Sindicato e empresa iniciaram em janeiro um infrutífero processo de negociação. Em fevereiro, nova audiência na qual a entidade dos trabalhadores reiterou o pedido à Prefeitura sem que houvesse acordo. “Quando começou a pandemia, sabíamos que isso iria gerar um problema seríssimo porque para os trabalhadores os valores são altos, algo em torno de R$ 700 (o vale-transporte em torno de R$ 10 e o vale-alimentação em torno de R 20) que eles estavam deixando de receber e tinham que complementar do seu próprio salário”, diz o advogado.

Pandemia

Três ações do sindicato coincidiram com o início da pandemia. Em março houve uma demissão coletiva na Coordenação de Emergência Regional (CER) Leblon após a saída da OS Associação Paulista para o Desenvolvimento da Medicina (SPDM), sua gestora: “Entramos com uma ação para que ninguém fosse demitido até que todos fossem transferidos porque a pandemia estava chegando e o município não poderia permitir que faltassem profissionais de saúde. O juiz determinou que fosse dada continuidade ao trabalho daqueles profissionais naquele mesmo local. Eles foram demitidos da SPDM e absorvidos pela RioSaúde. O sindicato garantiu que eles fizessem a rescisão e também que não perdessem o posto de trabalho”.

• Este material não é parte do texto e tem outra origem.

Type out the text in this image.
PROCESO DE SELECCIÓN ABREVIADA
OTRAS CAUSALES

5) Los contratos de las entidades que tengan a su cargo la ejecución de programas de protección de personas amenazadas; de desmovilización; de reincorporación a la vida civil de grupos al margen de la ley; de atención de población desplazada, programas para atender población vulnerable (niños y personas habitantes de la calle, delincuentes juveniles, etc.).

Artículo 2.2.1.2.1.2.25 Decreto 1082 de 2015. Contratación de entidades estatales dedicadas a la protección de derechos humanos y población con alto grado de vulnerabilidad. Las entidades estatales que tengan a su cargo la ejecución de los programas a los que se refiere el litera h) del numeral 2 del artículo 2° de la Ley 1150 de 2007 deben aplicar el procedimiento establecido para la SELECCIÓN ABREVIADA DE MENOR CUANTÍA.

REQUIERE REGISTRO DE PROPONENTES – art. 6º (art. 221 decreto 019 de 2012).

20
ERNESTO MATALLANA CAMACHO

Situação idêntica aconteceu no setor de saúde mental, até então gerido pelo Instituto de Atenção Básica e Avançada à Saúde (Iabas), OS especializada no atendimento psicológico e psiquiátrico que mantinha dezenas de casas alugadas para pessoas doentes, além de um cento de atendimento: “A Prefeitura promoveu a demissão coletiva de todos os técnicos de enfermagem. Nós entramos com ação, ganhamos a liminar e garantimos os postos de trabalho para cerca de 100 profissionais”, conta Nunes.

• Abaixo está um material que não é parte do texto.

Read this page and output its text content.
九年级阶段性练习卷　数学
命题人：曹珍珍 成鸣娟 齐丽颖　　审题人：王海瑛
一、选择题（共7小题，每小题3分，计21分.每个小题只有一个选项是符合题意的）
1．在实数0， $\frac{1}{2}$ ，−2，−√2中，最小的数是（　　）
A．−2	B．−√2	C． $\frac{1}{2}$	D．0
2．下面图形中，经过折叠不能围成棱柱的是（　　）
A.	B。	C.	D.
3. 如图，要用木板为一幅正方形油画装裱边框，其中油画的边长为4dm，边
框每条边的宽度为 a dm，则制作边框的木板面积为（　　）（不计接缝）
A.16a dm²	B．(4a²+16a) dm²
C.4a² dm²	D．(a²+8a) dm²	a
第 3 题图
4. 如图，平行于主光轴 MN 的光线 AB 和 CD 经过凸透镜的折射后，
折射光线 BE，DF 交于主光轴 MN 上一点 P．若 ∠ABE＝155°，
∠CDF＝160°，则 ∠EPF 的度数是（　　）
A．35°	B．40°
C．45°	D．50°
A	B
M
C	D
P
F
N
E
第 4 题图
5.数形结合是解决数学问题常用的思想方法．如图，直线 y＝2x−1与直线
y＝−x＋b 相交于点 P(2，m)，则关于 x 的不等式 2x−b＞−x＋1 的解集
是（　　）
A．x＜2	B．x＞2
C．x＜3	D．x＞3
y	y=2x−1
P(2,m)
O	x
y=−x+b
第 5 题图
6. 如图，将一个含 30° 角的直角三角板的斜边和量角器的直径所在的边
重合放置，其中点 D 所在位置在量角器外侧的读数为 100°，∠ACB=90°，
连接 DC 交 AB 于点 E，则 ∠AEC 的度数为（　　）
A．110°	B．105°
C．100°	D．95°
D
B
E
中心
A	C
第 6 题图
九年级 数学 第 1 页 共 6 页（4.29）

Também na área de saúde mental, o Instituto de Psicologia Clínica Educacional e Profissional (IPCEP) foi outra OS a dispensar trabalhadores posteriormente assimilados pela RioSaúde: “Ali atuavam em torno de 400 técnicos de enfermagem que ficaram sem receber o vale-transporte e o vale-alimentação. O sindicato pediu o pagamento, já que antes todos estavam recebendo”, diz o advogado.

Agentes comunitários

Ao lado do Satem-RJ, o Sindicato dos Agentes Comunitários de Saúde do Rio, onde Nunes também atua como advogado, passou a igualmente a exigir os direitos de categoria, composta por cerca de quatro mil trabalhadores: “Entramos com a mesma ação para os agentes comunitários de saúde, pedindo o pagamento do vale-transporte e do vale-alimentação. Pedimos que, se não fosse possível fornecer o cartão, que isso fosse dado em dinheiro para o trabalhador. O juiz concedeu a liminar e a RioSaúde entrou no processo dizendo que já estava pagando os R$ 616 diretamente aos profissionais.”

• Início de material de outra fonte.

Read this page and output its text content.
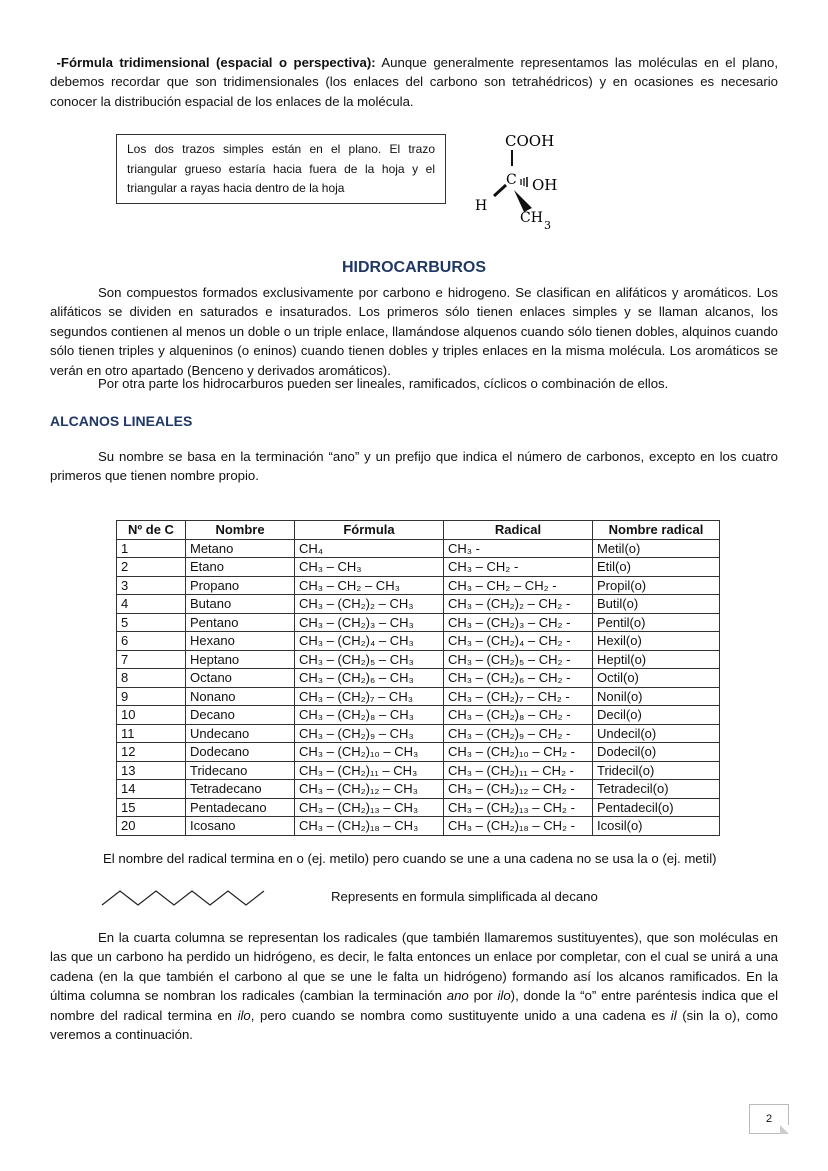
-Fórmula tridimensional (espacial o perspectiva): Aunque generalmente representamos las moléculas en el plano, debemos recordar que son tridimensionales (los enlaces del carbono son tetrahédricos) y en ocasiones es necesario conocer la distribución espacial de los enlaces de la molécula.
Los dos trazos simples están en el plano. El trazo triangular grueso estaría hacia fuera de la hoja y el triangular a rayas hacia dentro de la hoja
COOH
C OH
H
CH 3
HIDROCARBUROS
Son compuestos formados exclusivamente por carbono e hidrogeno. Se clasifican en alifáticos y aromáticos. Los alifáticos se dividen en saturados e insaturados. Los primeros sólo tienen enlaces simples y se llaman alcanos, los segundos contienen al menos un doble o un triple enlace, llamándose alquenos cuando sólo tienen dobles, alquinos cuando sólo tienen triples y alqueninos (o eninos) cuando tienen dobles y triples enlaces en la misma molécula. Los aromáticos se verán en otro apartado (Benceno y derivados aromáticos).
Por otra parte los hidrocarburos pueden ser lineales, ramificados, cíclicos o combinación de ellos.
ALCANOS LINEALES
Su nombre se basa en la terminación “ano” y un prefijo que indica el número de carbonos, excepto en los cuatro primeros que tienen nombre propio.
Nº de C	Nombre	Fórmula	Radical	Nombre radical
1	Metano	CH₄	CH₃ -	Metil(o)
2	Etano	CH₃ – CH₃	CH₃ – CH₂ -	Etil(o)
3	Propano	CH₃ – CH₂ – CH₃	CH₃ – CH₂ – CH₂ -	Propil(o)
4	Butano	CH₃ – (CH₂)₂ – CH₃	CH₃ – (CH₂)₂ – CH₂ -	Butil(o)
5	Pentano	CH₃ – (CH₂)₃ – CH₃	CH₃ – (CH₂)₃ – CH₂ -	Pentil(o)
6	Hexano	CH₃ – (CH₂)₄ – CH₃	CH₃ – (CH₂)₄ – CH₂ -	Hexil(o)
7	Heptano	CH₃ – (CH₂)₅ – CH₃	CH₃ – (CH₂)₅ – CH₂ -	Heptil(o)
8	Octano	CH₃ – (CH₂)₆ – CH₃	CH₃ – (CH₂)₆ – CH₂ -	Octil(o)
9	Nonano	CH₃ – (CH₂)₇ – CH₃	CH₃ – (CH₂)₇ – CH₂ -	Nonil(o)
10	Decano	CH₃ – (CH₂)₈ – CH₃	CH₃ – (CH₂)₈ – CH₂ -	Decil(o)
11	Undecano	CH₃ – (CH₂)₉ – CH₃	CH₃ – (CH₂)₉ – CH₂ -	Undecil(o)
12	Dodecano	CH₃ – (CH₂)₁₀ – CH₃	CH₃ – (CH₂)₁₀ – CH₂ -	Dodecil(o)
13	Tridecano	CH₃ – (CH₂)₁₁ – CH₃	CH₃ – (CH₂)₁₁ – CH₂ -	Tridecil(o)
14	Tetradecano	CH₃ – (CH₂)₁₂ – CH₃	CH₃ – (CH₂)₁₂ – CH₂ -	Tetradecil(o)
15	Pentadecano	CH₃ – (CH₂)₁₃ – CH₃	CH₃ – (CH₂)₁₃ – CH₂ -	Pentadecil(o)
20	Icosano	CH₃ – (CH₂)₁₈ – CH₃	CH₃ – (CH₂)₁₈ – CH₂ -	Icosil(o)
El nombre del radical termina en o (ej. metilo) pero cuando se une a una cadena no se usa la o (ej. metil)
Represents en formula simplificada al decano
En la cuarta columna se representan los radicales (que también llamaremos sustituyentes), que son moléculas en las que un carbono ha perdido un hidrógeno, es decir, le falta entonces un enlace por completar, con el cual se unirá a una cadena (en la que también el carbono al que se une le falta un hidrógeno) formando así los alcanos ramificados. En la última columna se nombran los radicales (cambian la terminación ano por ilo), donde la “o” entre paréntesis indica que el nombre del radical termina en ilo, pero cuando se nombra como sustituyente unido a una cadena es il (sin la o), como veremos a continuación.
2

Desde abril, a prefeitura passou a fornecer o vale-alimentação para técnicos de enfermagem e agentes comunitários. “Apesar de o juiz não ter concedido liminar para os técnicos, no processo a RioSaúde juntou documentos mostrando que já estava pagando a alguns poucos, reconhecendo ali o direito daqueles trabalhadores.” A lei do governo federal sobre a pandemia, diz o advogado, embasa as ações dos sindicatos: “Ela diz que quando um trabalhador for afastado de seu trabalho em decorrência de algum problema de saúde e precisar ser isolado, a empresa onde ele trabalha tem que pagar seu salário. Este é composto de ordenado, insalubridade e o vale-alimentação que ele recebe para almoçar todos os dias”.